Rebirth marches on this week with Teen Titans, a franchise as much in need of a fresh start as any other. Can an updated roster and some fresh creators reinvigorate this once-storied series? Read on!
Cast of characters
Like many of its fellow Rebirth one-shots, Teen Titans is light on plot and heavy on character and situational exposition. We check in on several former, current, or never-were Titans, each with their own problems. But we aren’t the only ones watching, and as the book unfolds, a mysterious figure stalks these troubled heroes. But does he mean good or ill?
Writer Ben Percy does an excellent job of giving each character an interesting hook. Beast Boy barely keeps his head above suffocating loneliness by exploiting his powers for attention. Starfire shows great concern for exploited and abused children, an easy—but highly-effective—device for making her sympathetic. Raven’s soul is crippled by her heritage, but her repudiation of father Trigon’s ways surrounds her with a hope that she cannot see for herself. Like Beast Boy, Kid Flash is misunderstood, but he races away from despair instead of drinking himself deeper into it.

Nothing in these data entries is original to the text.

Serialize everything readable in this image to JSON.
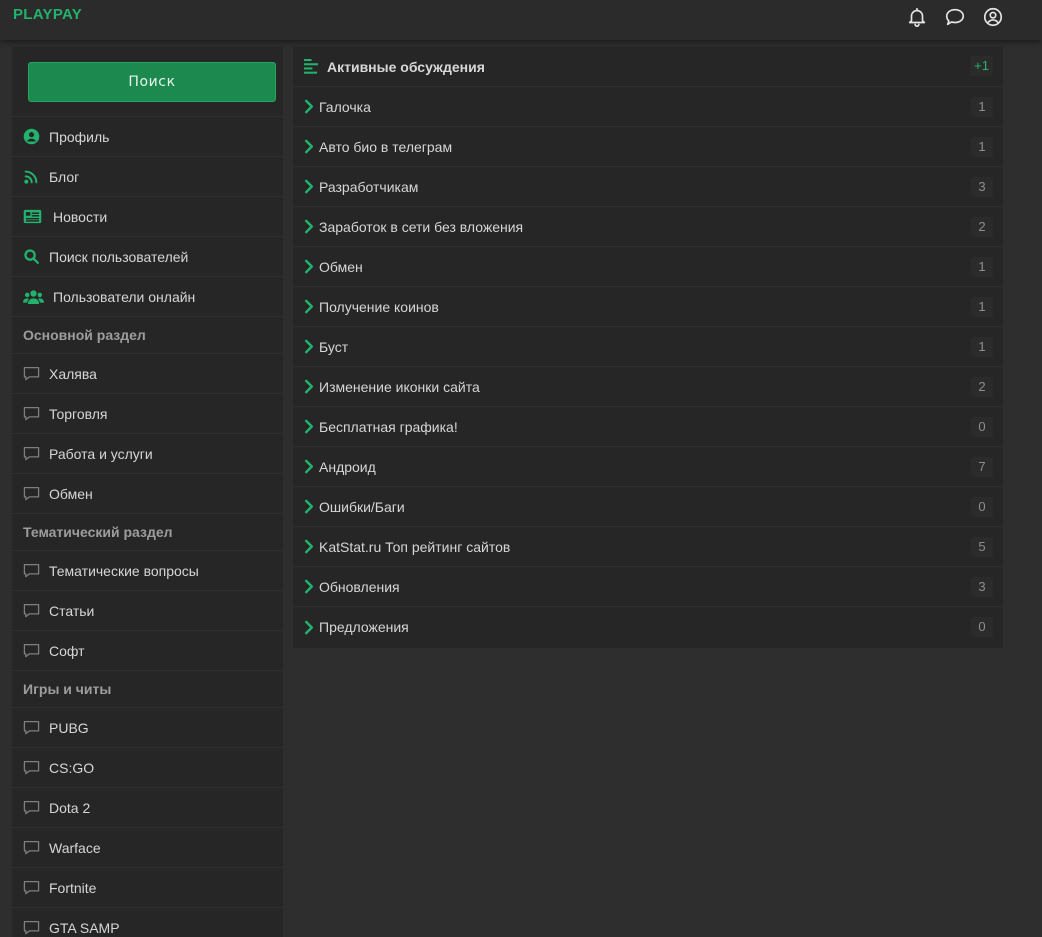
{
  "header": {
    "logo": "PLAYPAY",
    "icons": [
      "bell-icon",
      "chat-icon",
      "user-circle-icon"
    ]
  },
  "colors": {
    "accent": "#23b26d",
    "button_bg": "#1c8a4f",
    "panel_bg": "#262626",
    "page_bg": "#2e2e2e",
    "muted": "#9d9d9d"
  },
  "sidebar": {
    "search_label": "Поиск",
    "main_links": [
      {
        "label": "Профиль",
        "icon": "user-circle-solid-icon"
      },
      {
        "label": "Блог",
        "icon": "rss-icon"
      },
      {
        "label": "Новости",
        "icon": "newspaper-icon"
      },
      {
        "label": "Поиск пользователей",
        "icon": "search-icon"
      },
      {
        "label": "Пользователи онлайн",
        "icon": "users-icon"
      }
    ],
    "sections": [
      {
        "title": "Основной раздел",
        "items": [
          "Халява",
          "Торговля",
          "Работа и услуги",
          "Обмен"
        ]
      },
      {
        "title": "Тематический раздел",
        "items": [
          "Тематические вопросы",
          "Статьи",
          "Софт"
        ]
      },
      {
        "title": "Игры и читы",
        "items": [
          "PUBG",
          "CS:GO",
          "Dota 2",
          "Warface",
          "Fortnite",
          "GTA SAMP"
        ]
      }
    ]
  },
  "discussions": {
    "title": "Активные обсуждения",
    "badge": "+1",
    "topics": [
      {
        "title": "Галочка",
        "count": "1"
      },
      {
        "title": "Авто био в телеграм",
        "count": "1"
      },
      {
        "title": "Разработчикам",
        "count": "3"
      },
      {
        "title": "Заработок в сети без вложения",
        "count": "2"
      },
      {
        "title": "Обмен",
        "count": "1"
      },
      {
        "title": "Получение коинов",
        "count": "1"
      },
      {
        "title": "Буст",
        "count": "1"
      },
      {
        "title": "Изменение иконки сайта",
        "count": "2"
      },
      {
        "title": "Бесплатная графика!",
        "count": "0"
      },
      {
        "title": "Андроид",
        "count": "7"
      },
      {
        "title": "Ошибки/Баги",
        "count": "0"
      },
      {
        "title": "KatStat.ru Топ рейтинг сайтов",
        "count": "5"
      },
      {
        "title": "Обновления",
        "count": "3"
      },
      {
        "title": "Предложения",
        "count": "0"
      }
    ]
  }
}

Percy is largely successful in giving each of these characters his or her own voice. His DC You run on Green Arrow was troubled, not least by his Oliver Queen reading less like the Arrow we know and more like the thoughtful, prosey poet that Percy is in his novels. Other than a blip or two with Wally, I see none of that here. Perhaps more importantly, each character is likewise distinct from the others, with a strong identity revealed more in attitude than in information. So, even though most of the text in this book comes in the form of expositional narration, our sense of the characters is nevertheless rooted in observing who they are rather than in receiving their self-revelations. It doesn’t hurt that most of the exposition is artfully-delivered. I do imagine, however, that many readers will take some exception to our mysterious figure, whose dialogue—what little we get—is often out-of-character, even if it is pretty funny.
A thin line
Artist Jonboy Meyers has a very youthful, energetic style that seems to draw as much influence from animation as it does from comics. Several of our readers have expressed concern that the reborn Teen Titans may be too childish. While Percy never comes close to that, Meyers walks the line. I can’t definitively say whether or not he crosses it, but there were a few moments where—for me—the art felt too fun for the seriousness of the subject at hand. You may or may not have the same problem.
What I can say for Meyers is that Teen Titans hasn’t looked this good in a long time. The character designs (with one exception) are fantastic, as are his renderings of Beast Boy and Kid Flash in action. Some of these late-Rebirth, once-monthly books have a significant artistic advantage over the flagship titles; they each possess a strong visual identity. Teen Titans joins Red Hood, Supergirl, and Trinity in establishing one of the most distinct aesthetics in the new line.
The jury’s still out
Good characters and striking visuals are as good a starting point as one could hope for, but the true test will come in next month’s Teen Titans #1. That’s when we’re going to see the team interaction (even if they’re not really a team at that point); that’s when we’re (presumably) going to get the chance to see how Meyers handles a story with more plot movement. This one-shot is a solid opener, but future installments can’t and won’t follow the same formula, so the Titans aren’t (necessarily) out of the woods just yet. We’ll soon see.
- You like a good character study.
- You’re an animation fan, and you’re used to seeing a wide range of emotions represented in styles of illustration that some might consider childish.
- You miss that lovable little cuss on the cover.
Teen Titans: Rebirth #1 is a quick, enjoyable read. It sets the stage for the series proper with solid character introductions and distinct artwork. If Percy can make good use of what he’s established here, and Meyers can keep up, Teen Titans may at last be emerging from its long winter.